I am not saying that everyone uses logic, I am saying that everyone ought to be more empathetic. I recognize that many people won't and I think they should face criticism for that failure. Nice straw though, you really knocked it out.
RandFan said:
Further, I don't accept that asking someone for coffee in an elevator is per se wrong or likely to fail. Depends on the person doing the asking. There's nothing wrong with telling people that women often feel vulnerable in such situations. And elevator offers a low percentage of success and some probability of creeping a woman out for MOST men. A Brad Pitt type could spend his life picking up women in an elevator. So could Justin Bieber.
Emphasis mine
Seriously?! You actually seem to agree with me. That most men will risk creeping women out if they proposition them in elevators. Why is it so hard to make the next jump, since you have a substantial risk of creeping them out, don't do it. Bradd Pitt and Justin Bieber have nothing to do with this, exceptions do not make the rule. For the record though I would call it crass for them to make such offers too. It's still objectification.
RandFan said:
"Never ascribe to malice that which is adequately explained by incompetence"
Ok, who is ascribing malice? I don't believe I've ever said the act was premeditated to be creepy. Seriously do you think that accidentally causing harm should excuse the person causing harm from the need to apologize and be more careful in the future?
RandFan said:
Of course you can make that offer and still think of the person as a person. You can just be ignorant of how women are likely to feel in such situations and you could miscalculate your odds of success.
Almost, First when someone explains to you that you erred, your response should be along the lines of "I'm sorry I didn't realize". Not, "How dare you tell me when I can ask you out!" (Not EG but a whole lot of other guys).
As to being able to do it with thinking of the other person as a person, no.
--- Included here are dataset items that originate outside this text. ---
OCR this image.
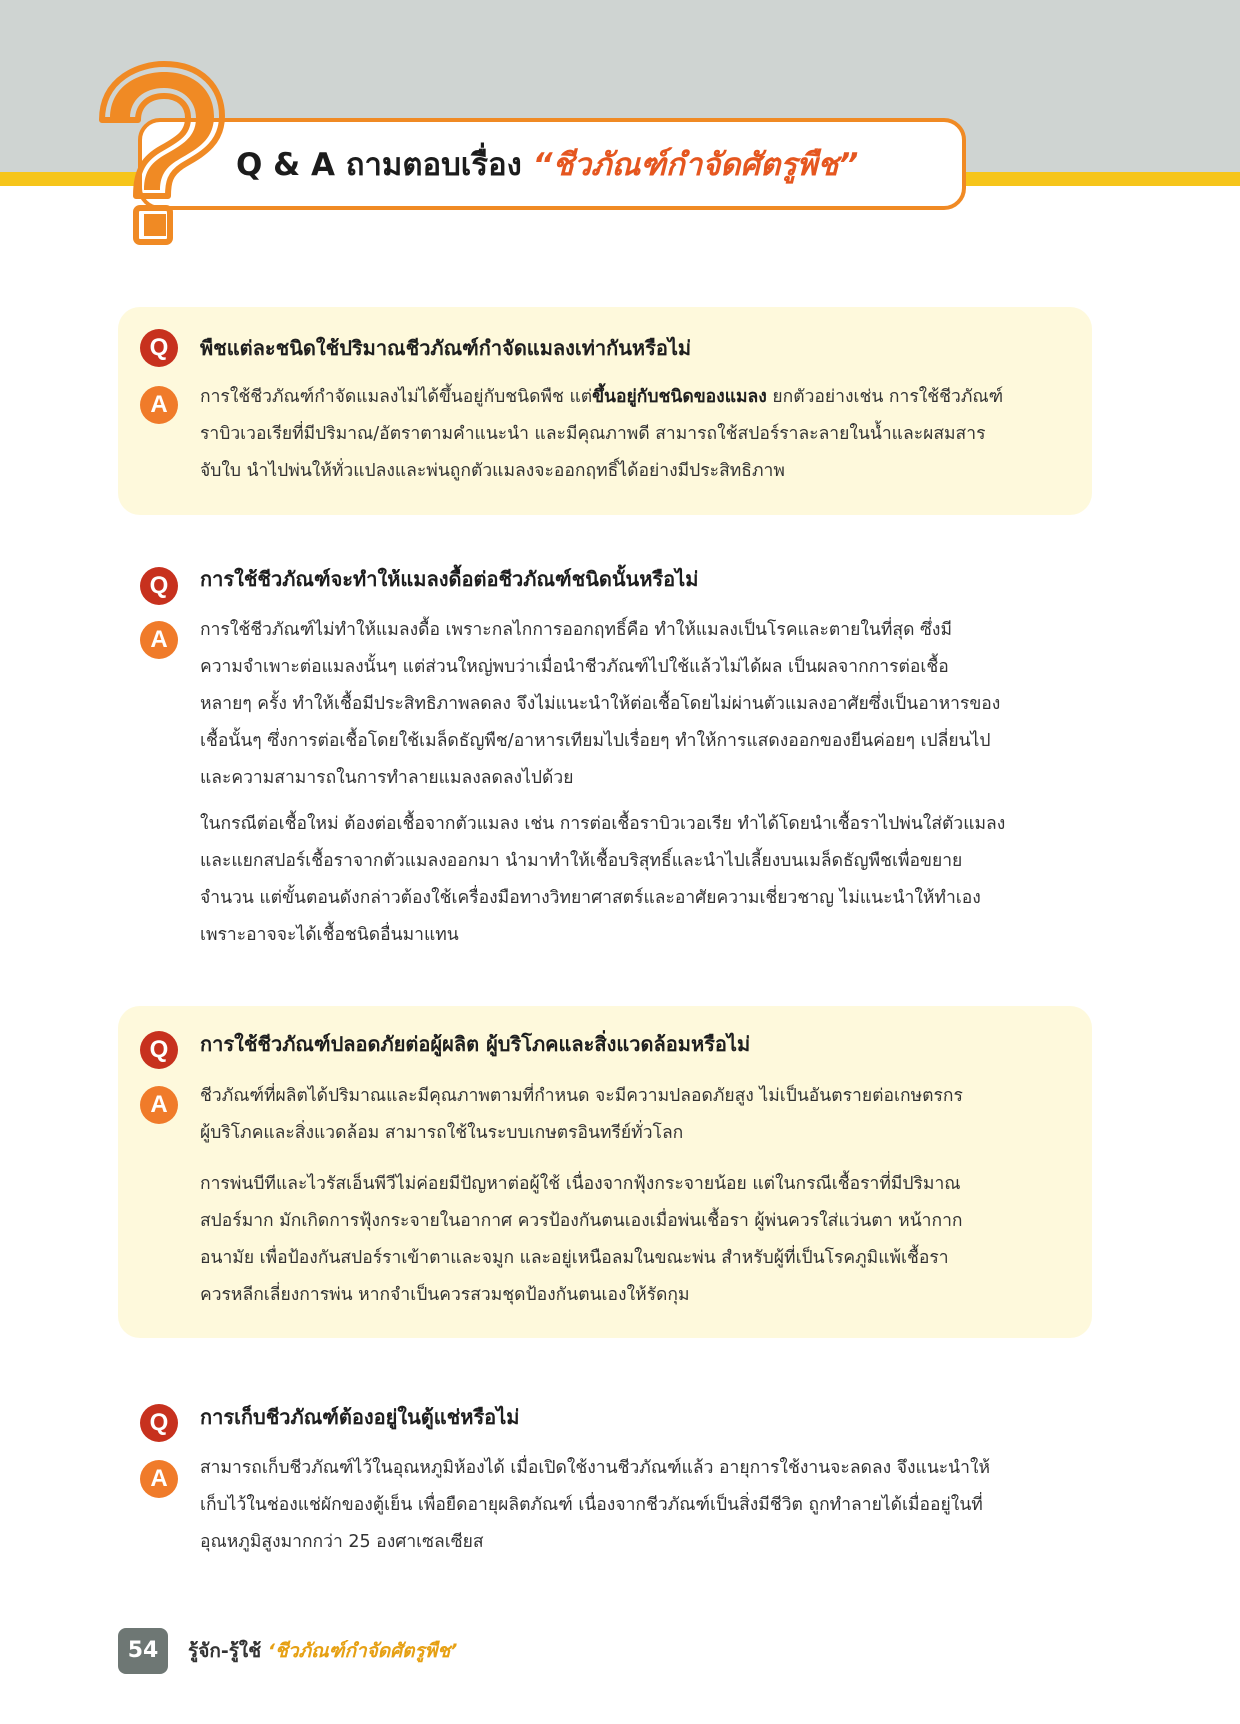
Q & A ถามตอบเรื่อง “ชีวภัณฑ์กำจัดศัตรูพืช”
Q	พืชแต่ละชนิดใช้ปริมาณชีวภัณฑ์กำจัดแมลงเท่ากันหรือไม่
A	การใช้ชีวภัณฑ์กำจัดแมลงไม่ได้ขึ้นอยู่กับชนิดพืช แต่ขึ้นอยู่กับชนิดของแมลง ยกตัวอย่างเช่น การใช้ชีวภัณฑ์
ราบิวเวอเรียที่มีปริมาณ/อัตราตามคำแนะนำ และมีคุณภาพดี สามารถใช้สปอร์ราละลายในน้ำและผสมสาร
จับใบ นำไปพ่นให้ทั่วแปลงและพ่นถูกตัวแมลงจะออกฤทธิ์ได้อย่างมีประสิทธิภาพ
Q	การใช้ชีวภัณฑ์จะทำให้แมลงดื้อต่อชีวภัณฑ์ชนิดนั้นหรือไม่
A	การใช้ชีวภัณฑ์ไม่ทำให้แมลงดื้อ เพราะกลไกการออกฤทธิ์คือ ทำให้แมลงเป็นโรคและตายในที่สุด ซึ่งมี
ความจำเพาะต่อแมลงนั้นๆ แต่ส่วนใหญ่พบว่าเมื่อนำชีวภัณฑ์ไปใช้แล้วไม่ได้ผล เป็นผลจากการต่อเชื้อ
หลายๆ ครั้ง ทำให้เชื้อมีประสิทธิภาพลดลง จึงไม่แนะนำให้ต่อเชื้อโดยไม่ผ่านตัวแมลงอาศัยซึ่งเป็นอาหารของ
เชื้อนั้นๆ ซึ่งการต่อเชื้อโดยใช้เมล็ดธัญพืช/อาหารเทียมไปเรื่อยๆ ทำให้การแสดงออกของยีนค่อยๆ เปลี่ยนไป
และความสามารถในการทำลายแมลงลดลงไปด้วย
ในกรณีต่อเชื้อใหม่ ต้องต่อเชื้อจากตัวแมลง เช่น การต่อเชื้อราบิวเวอเรีย ทำได้โดยนำเชื้อราไปพ่นใส่ตัวแมลง
และแยกสปอร์เชื้อราจากตัวแมลงออกมา นำมาทำให้เชื้อบริสุทธิ์และนำไปเลี้ยงบนเมล็ดธัญพืชเพื่อขยาย
จำนวน แต่ขั้นตอนดังกล่าวต้องใช้เครื่องมือทางวิทยาศาสตร์และอาศัยความเชี่ยวชาญ ไม่แนะนำให้ทำเอง
เพราะอาจจะได้เชื้อชนิดอื่นมาแทน
Q	การใช้ชีวภัณฑ์ปลอดภัยต่อผู้ผลิต ผู้บริโภคและสิ่งแวดล้อมหรือไม่
A	ชีวภัณฑ์ที่ผลิตได้ปริมาณและมีคุณภาพตามที่กำหนด จะมีความปลอดภัยสูง ไม่เป็นอันตรายต่อเกษตรกร
ผู้บริโภคและสิ่งแวดล้อม สามารถใช้ในระบบเกษตรอินทรีย์ทั่วโลก
การพ่นบีทีและไวรัสเอ็นพีวีไม่ค่อยมีปัญหาต่อผู้ใช้ เนื่องจากฟุ้งกระจายน้อย แต่ในกรณีเชื้อราที่มีปริมาณ
สปอร์มาก มักเกิดการฟุ้งกระจายในอากาศ ควรป้องกันตนเองเมื่อพ่นเชื้อรา ผู้พ่นควรใส่แว่นตา หน้ากาก
อนามัย เพื่อป้องกันสปอร์ราเข้าตาและจมูก และอยู่เหนือลมในขณะพ่น สำหรับผู้ที่เป็นโรคภูมิแพ้เชื้อรา
ควรหลีกเลี่ยงการพ่น หากจำเป็นควรสวมชุดป้องกันตนเองให้รัดกุม
Q	การเก็บชีวภัณฑ์ต้องอยู่ในตู้แช่หรือไม่
A	สามารถเก็บชีวภัณฑ์ไว้ในอุณหภูมิห้องได้ เมื่อเปิดใช้งานชีวภัณฑ์แล้ว อายุการใช้งานจะลดลง จึงแนะนำให้
เก็บไว้ในช่องแช่ผักของตู้เย็น เพื่อยืดอายุผลิตภัณฑ์ เนื่องจากชีวภัณฑ์เป็นสิ่งมีชีวิต ถูกทำลายได้เมื่ออยู่ในที่
อุณหภูมิสูงมากกว่า 25 องศาเซลเซียส
54	รู้จัก-รู้ใช้ ‘ชีวภัณฑ์กำจัดศัตรูพืช’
You can't. You have studied psychology, you should be familiar with the idea of simulacra, or the concept of the other person which we hold in our heads. That simulacra is an object, it can only ever stop being one when you take the time to get to know someone.
RandFan said:
You are punching straw. I never claimed that things were all good or all bad. Most things, actions and thoughts are a mix of good and bad, and goodness and badness are situational.
I think your frustration with us A+ types is that you are interacting with a stereotype and not any of us actual people. And yes, given the amount of straw you just beat, I don't think you were seeing me as me when you typed your words. I've seen you be remarkably clear headed on oppression issues in other threads, the problem seems localized here from what I have seen of you.
One final note, I have spent too long on this post tonight I'll have to post lightly or not at all until later in the weekend to catch up on the things I'm not doing now. If you(general you) want a specific answer and I don't get back before the thread grows another seven pages anyone is welcome to PM me here, or at YouTube, since that engine does private messages better, seriously limit 10, sheesh.
/edit, never mind, somewhere between my last visit and today I have gone from a limit of 10 to 250 PM away, I'll get to them eventually.